1. Extended System Definition – The traditional safety‑oriented system boundary is broadened to explicitly include actors (internal staff, contractors, hackers, terrorists, etc.) and assets/interfaces (fieldbuses, USB ports, wireless links, cloud services, infotainment interfaces, etc.). This requires a joint effort between safety engineers and security specialists to capture a more realistic “attack surface.”

2. Extended Hazard Analysis – Conventional hazard analysis techniques (FMEA, Fault Tree, Event Tree) are supplemented with security threat modeling methods (attack trees, STRIDE, MITRE ATT&CK). The result is a unified hazard list that contains both failure‑induced hazards and security‑induced hazards (e.g., unauthorized remote start of a machine, malicious firmware injection).

3. Unified Risk Classification & Mitigation Planning – All identified hazards, regardless of origin, are classified using the safety‑standard risk‑assessment scheme (SIL, ASIL, PL, etc.). This ensures that the product can still be certified under the existing safety standard while acknowledging security‑derived risks. Mitigation measures are then selected from either the safety domain (redundancy, fail‑safe design) or the security domain (authentication, network segmentation, patch management), or a combination thereof. The authors stress the importance of documenting the origin of each hazard to justify the chosen mitigation path.

4. Assessment of Mitigations – The final step evaluates whether the selected mitigations satisfy the safety standard’s rigor. When a security‑driven mitigation is used, the authors propose a translation process that maps security controls onto safety‑level evidence (e.g., demonstrating that a firewall configuration provides a SIL‑equivalent reduction in risk).

The methodology is applied to a real‑world industrial case study: a machine tool governed by IEC 62061, with its communication network secured according to IEC 62443. By extending the system definition, the authors identified five previously unnoticed security‑related hazards (e.g., malicious remote command injection). These hazards were classified using the SIL scheme, and appropriate mitigations—such as hardened authentication, network zoning, and secure boot—were introduced. The final safety case satisfied IEC 62061 certification requirements while also addressing the newly identified security risks.

The paper highlights several broader implications. First, it demonstrates that safety‑certified products can be made more resilient without violating existing standards, simply by enriching the early phases of safety work with security awareness. Second, it underscores the need for standards bodies to eventually embed explicit security references into safety standards, because ad‑hoc extensions rely on the goodwill and expertise of cross‑disciplinary teams. Third, it points out organizational challenges: safety teams alone lack the knowledge to enumerate all relevant actors and assets, and security teams may not be familiar with safety‑level documentation requirements. Hence, a collaborative governance model is essential.

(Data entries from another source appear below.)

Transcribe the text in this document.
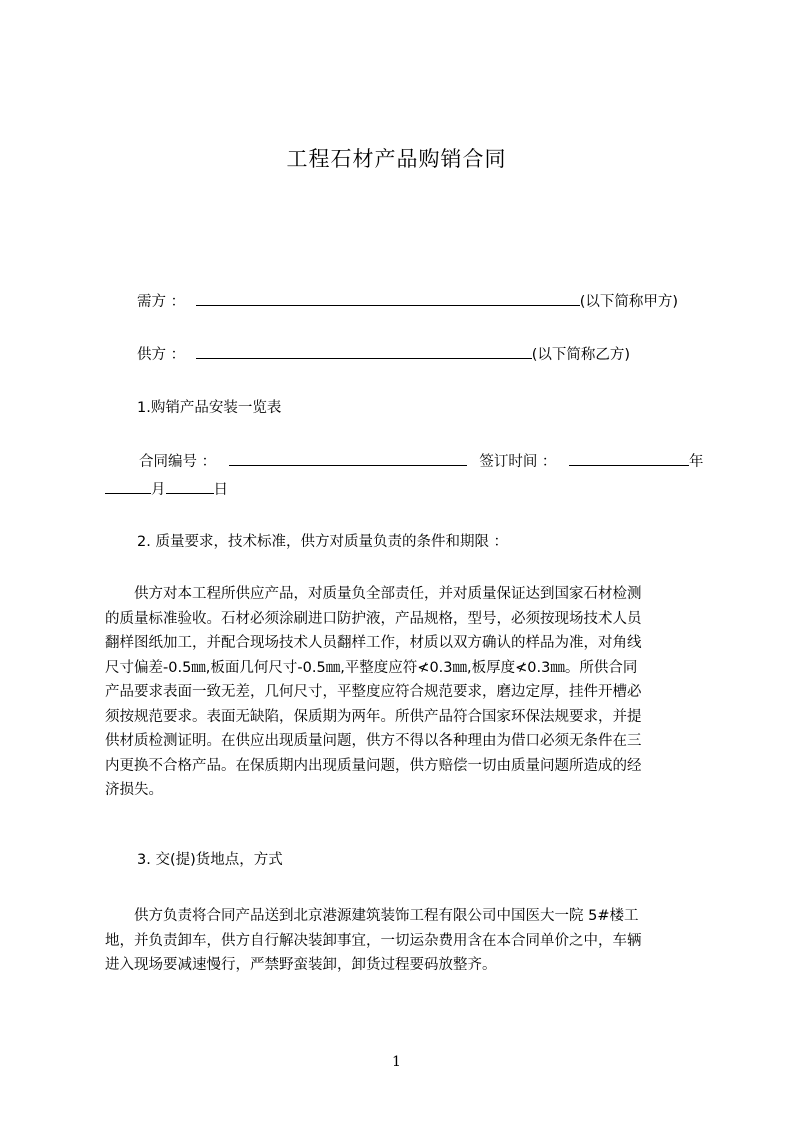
工程石材产品购销合同
需方 ：	(以下简称甲方)
供方 ：	(以下简称乙方)
1.购销产品安装一览表
合同编号 ：	签订时间 ：	年
月	日
2. 质量要求，技术标准，供方对质量负责的条件和期限 ：
　　供方对本工程所供应产品，对质量负全部责任，并对质量保证达到国家石材检测
的质量标准验收。石材必须涂刷进口防护液，产品规格，型号，必须按现场技术人员
翻样图纸加工，并配合现场技术人员翻样工作，材质以双方确认的样品为准，对角线
尺寸偏差-0.5㎜,板面几何尺寸-0.5㎜,平整度应符≮0.3㎜,板厚度≮0.3㎜。所供合同
产品要求表面一致无差，几何尺寸，平整度应符合规范要求，磨边定厚，挂件开槽必
须按规范要求。表面无缺陷，保质期为两年。所供产品符合国家环保法规要求，并提
供材质检测证明。在供应出现质量问题，供方不得以各种理由为借口必须无条件在三
内更换不合格产品。在保质期内出现质量问题，供方赔偿一切由质量问题所造成的经
济损失。
3. 交(提)货地点，方式
　　供方负责将合同产品送到北京港源建筑装饰工程有限公司中国医大一院 5#楼工
地，并负责卸车，供方自行解决装卸事宜，一切运杂费用含在本合同单价之中，车辆
进入现场要减速慢行，严禁野蛮装卸，卸货过程要码放整齐。
1
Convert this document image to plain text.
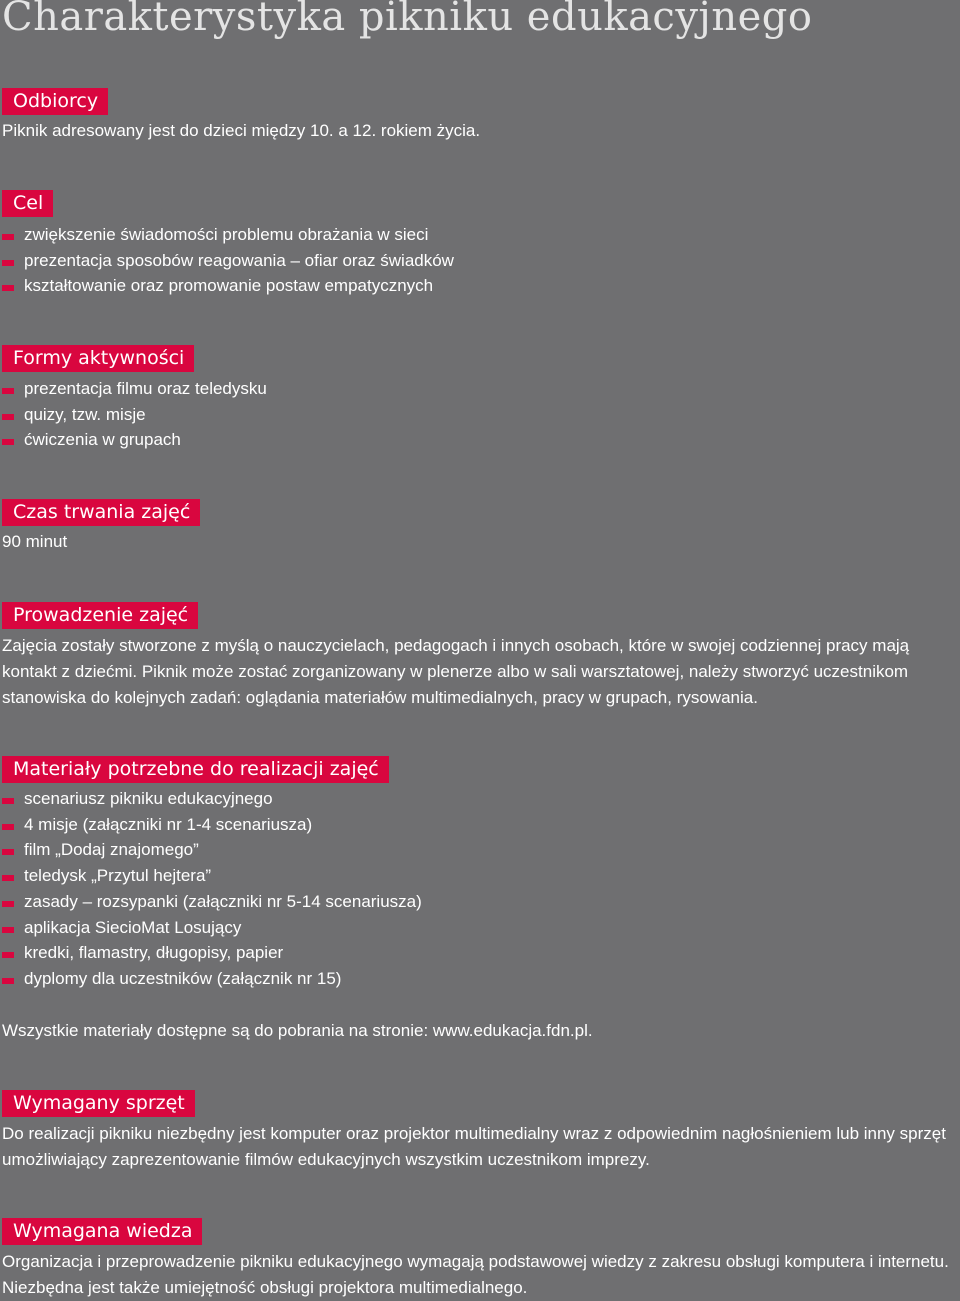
Charakterystyka pikniku edukacyjnego
Odbiorcy

Piknik adresowany jest do dzieci między 10. a 12. rokiem życia.

Cel
zwiększenie świadomości problemu obrażania w sieci
prezentacja sposobów reagowania – ofiar oraz świadków
kształtowanie oraz promowanie postaw empatycznych
Formy aktywności
prezentacja filmu oraz teledysku
quizy, tzw. misje
ćwiczenia w grupach
Czas trwania zajęć

90 minut

Prowadzenie zajęć

Zajęcia zostały stworzone z myślą o nauczycielach, pedagogach i innych osobach, które w swojej codziennej pracy mają kontakt z dziećmi. Piknik może zostać zorganizowany w plenerze albo w sali warsztatowej, należy stworzyć uczestnikom stanowiska do kolejnych zadań: oglądania materiałów multimedialnych, pracy w grupach, rysowania.

Materiały potrzebne do realizacji zajęć
scenariusz pikniku edukacyjnego
4 misje (załączniki nr 1-4 scenariusza)
film „Dodaj znajomego”
teledysk „Przytul hejtera”
zasady – rozsypanki (załączniki nr 5-14 scenariusza)
aplikacja SiecioMat Losujący
kredki, flamastry, długopisy, papier
dyplomy dla uczestników (załącznik nr 15)

Wszystkie materiały dostępne są do pobrania na stronie: www.edukacja.fdn.pl.

Wymagany sprzęt

Do realizacji pikniku niezbędny jest komputer oraz projektor multimedialny wraz z odpowiednim nagłośnieniem lub inny sprzęt umożliwiający zaprezentowanie filmów edukacyjnych wszystkim uczestnikom imprezy.

Wymagana wiedza

Organizacja i przeprowadzenie pikniku edukacyjnego wymagają podstawowej wiedzy z zakresu obsługi komputera i internetu. Niezbędna jest także umiejętność obsługi projektora multimedialnego.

In conclusion, the authors argue that inadequate risk analysis—specifically, the omission of security threats—can jeopardize the functional safety of modern interconnected systems. Their proposed extension offers a concrete, standards‑compliant pathway to raise security awareness within safety processes, thereby reducing the likelihood of accidents caused by cyber‑attacks while preserving the existing certification infrastructure. This work serves as a practical bridge toward the long‑term goal of fully harmonized safety‑security standards.